Fine-structure constant constraints on dark energy

TL;DR

This paper combines astrophysical, atomic clock, and supernova data to constrain models where dark energy and variations in the fine-structure constant are linked, finding current data tightly limits their coupling.

Contribution

It provides the first comprehensive analysis constraining the coupling between dark energy and the fine-structure constant using multiple observational probes.

Findings

Current data constrain the coupling parameter to |ζ|<5×10⁻⁶ at 95% confidence.

Atomic clock tests dominate the constraints on the model.

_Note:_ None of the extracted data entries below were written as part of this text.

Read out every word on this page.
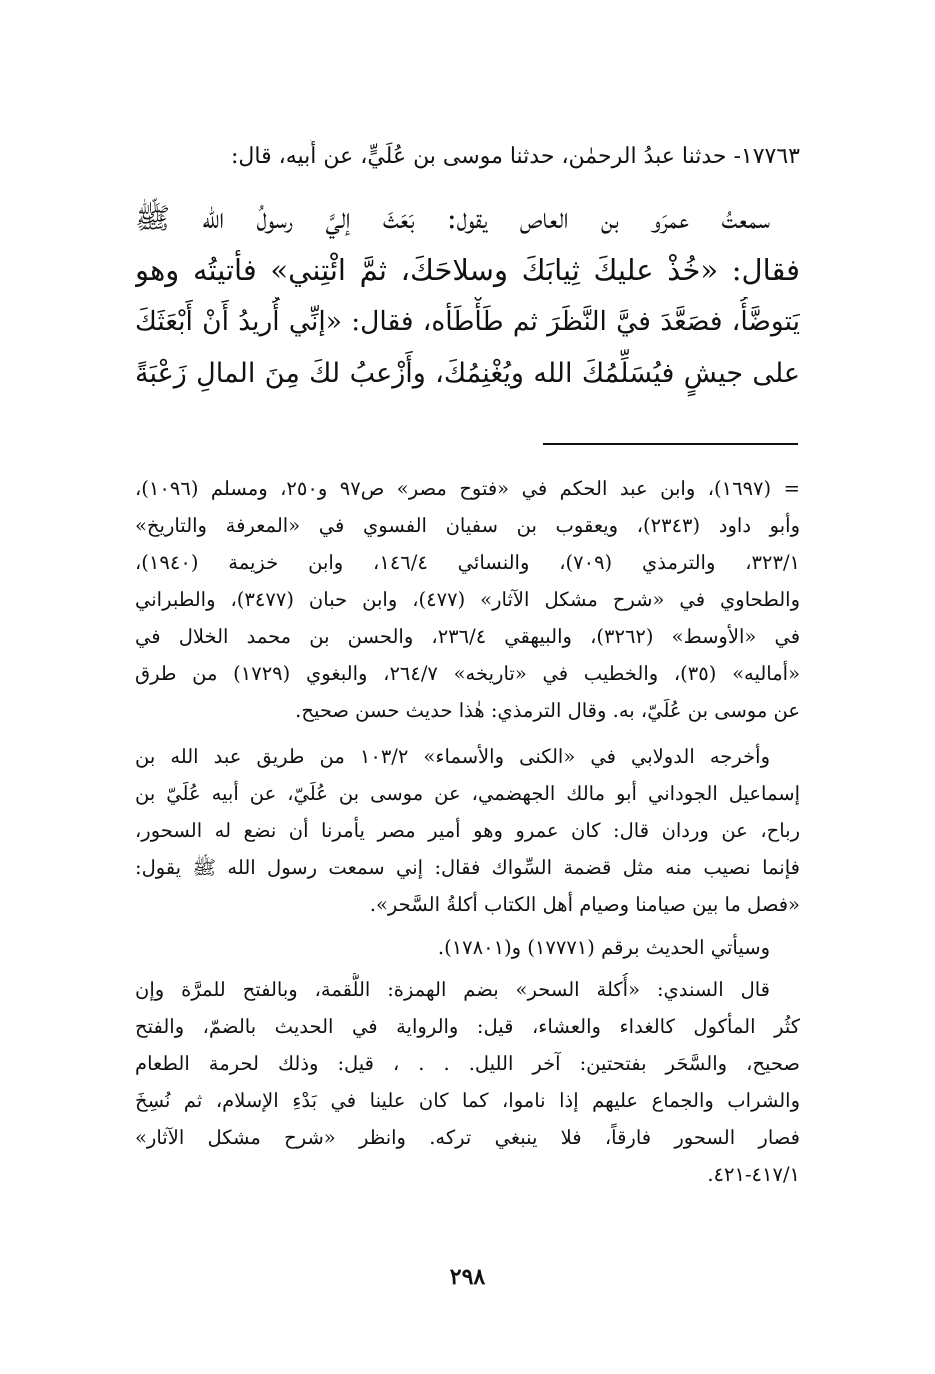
١٧٧٦٣- حدثنا عبدُ الرحمٰن، حدثنا موسى بن عُلَيٍّ، عن أَبيه، قال:
سمعتُ عمرَو بن العاص يقول: بَعَثَ إليَّ رسولُ الله ﷺ
فقال: «خُذْ عليكَ ثِيابَكَ وسلاحَكَ، ثمَّ ائْتِني» فأتيتُه وهو
يَتوضَّأُ، فصَعَّدَ فيَّ النَّظَرَ ثم طَأْطَأه، فقال: «إنِّي أُريدُ أَنْ أَبْعَثَكَ
على جيشٍ فيُسَلِّمُكَ الله ويُغْنِمُكَ، وأَزْعبُ لكَ مِنَ المالِ زَعْبَةً
= (١٦٩٧)، وابن عبد الحكم في «فتوح مصر» ص٩٧ و٢٥٠، ومسلم (١٠٩٦)،
وأبو داود (٢٣٤٣)، ويعقوب بن سفيان الفسوي في «المعرفة والتاريخ»
٣٢٣/١، والترمذي (٧٠٩)، والنسائي ١٤٦/٤، وابن خزيمة (١٩٤٠)،
والطحاوي في «شرح مشكل الآثار» (٤٧٧)، وابن حبان (٣٤٧٧)، والطبراني
في «الأوسط» (٣٢٦٢)، والبيهقي ٢٣٦/٤، والحسن بن محمد الخلال في
«أماليه» (٣٥)، والخطيب في «تاريخه» ٢٦٤/٧، والبغوي (١٧٢٩) من طرق
عن موسى بن عُلَيّ، به. وقال الترمذي: هٰذا حديث حسن صحيح.
وأخرجه الدولابي في «الكنى والأسماء» ١٠٣/٢ من طريق عبد الله بن
إسماعيل الجوداني أبو مالك الجهضمي، عن موسى بن عُلَيّ، عن أبيه عُلَيّ بن
رباح، عن وردان قال: كان عمرو وهو أمير مصر يأمرنا أن نضع له السحور،
فإنما نصيب منه مثل قضمة السِّواك فقال: إني سمعت رسول الله ﷺ يقول:
«فصل ما بين صيامنا وصيام أهل الكتاب أكلةُ السَّحر».
وسيأتي الحديث برقم (١٧٧٧١) و(١٧٨٠١).
قال السندي: «أُكلة السحر» بضم الهمزة: اللُّقمة، وبالفتح للمرَّة وإن
كثُر المأكول كالغداء والعشاء، قيل: والرواية في الحديث بالضمّ، والفتح
صحيح، والسَّحَر بفتحتين: آخر الليل. . . ، قيل: وذلك لحرمة الطعام
والشراب والجماع عليهم إذا ناموا، كما كان علينا في بَدْءِ الإسلام، ثم نُسِخَ
فصار السحور فارقاً، فلا ينبغي تركه. وانظر «شرح مشكل الآثار»
٤١٧/١-٤٢١.
٢٩٨
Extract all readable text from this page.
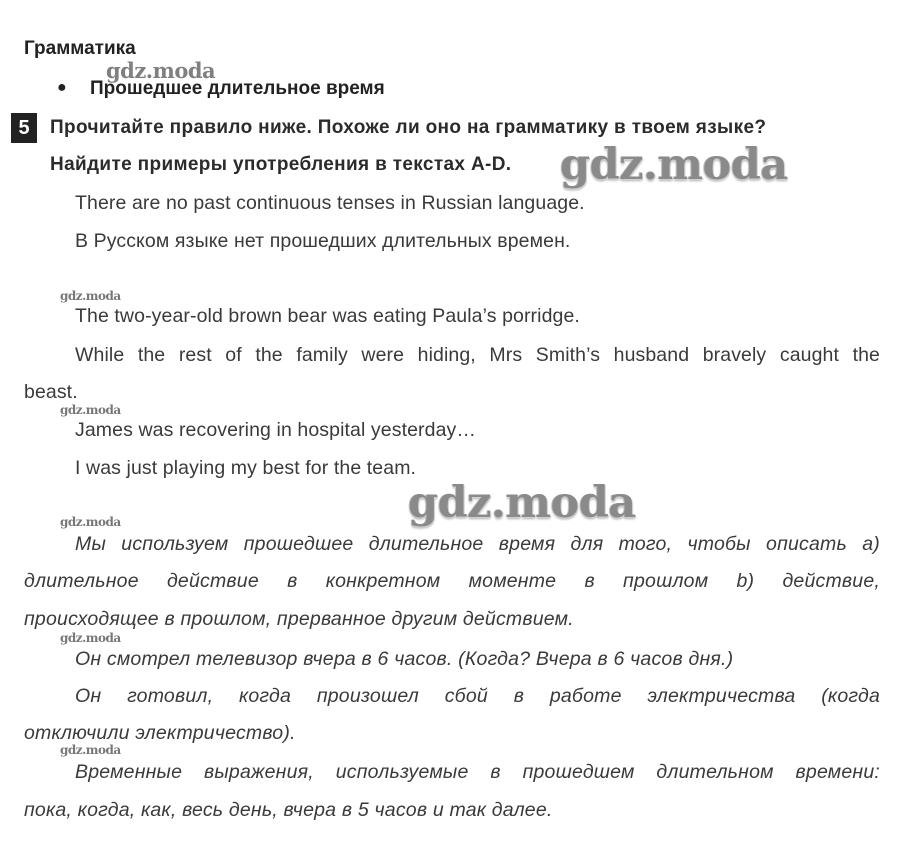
Грамматика
● Прошедшее длительное время
5	Прочитайте правило ниже. Похоже ли оно на грамматику в твоем языке?
Найдите примеры употребления в текстах A-D.
There are no past continuous tenses in Russian language.
В Русском языке нет прошедших длительных времен.
The two-year-old brown bear was eating Paula’s porridge.
While the rest of the family were hiding, Mrs Smith’s husband bravely caught the
beast.
James was recovering in hospital yesterday…
I was just playing my best for the team.
Мы используем прошедшее длительное время для того, чтобы описать a)
длительное действие в конкретном моменте в прошлом b) действие,
происходящее в прошлом, прерванное другим действием.
Он смотрел телевизор вчера в 6 часов. (Когда? Вчера в 6 часов дня.)
Он готовил, когда произошел сбой в работе электричества (когда
отключили электричество).
Временные выражения, используемые в прошедшем длительном времени:
пока, когда, как, весь день, вчера в 5 часов и так далее.
gdz.moda
gdz.moda
gdz.moda
gdz.moda
gdz.moda
gdz.moda
gdz.moda
gdz.moda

Future spectrographs will significantly improve these constraints.

Abstract

We use astrophysical and atomic clock tests of the stability of the fine-structure constant $\alpha$, together with Type Ia supernova and Hubble parameter data, to constrain the simplest class of dynamical dark energy models where the same degree of freedom is assumed to provide both the dark energy and (through a dimensionless coupling, $\zeta$, to the electromagnetic sector) the $\alpha$ variation. We show how current data tightly constrains a combination of $\zeta$ and the dark energy equation of state $w_0$. At the $95\%$ confidence level and marginalizing over $w_0$ we find $|\zeta|<5\times10^{-6}$, with the atomic clock tests dominating the constraints. The forthcoming generation of high-resolution ultra-stable spectrographs will enable significantly tighter constraints.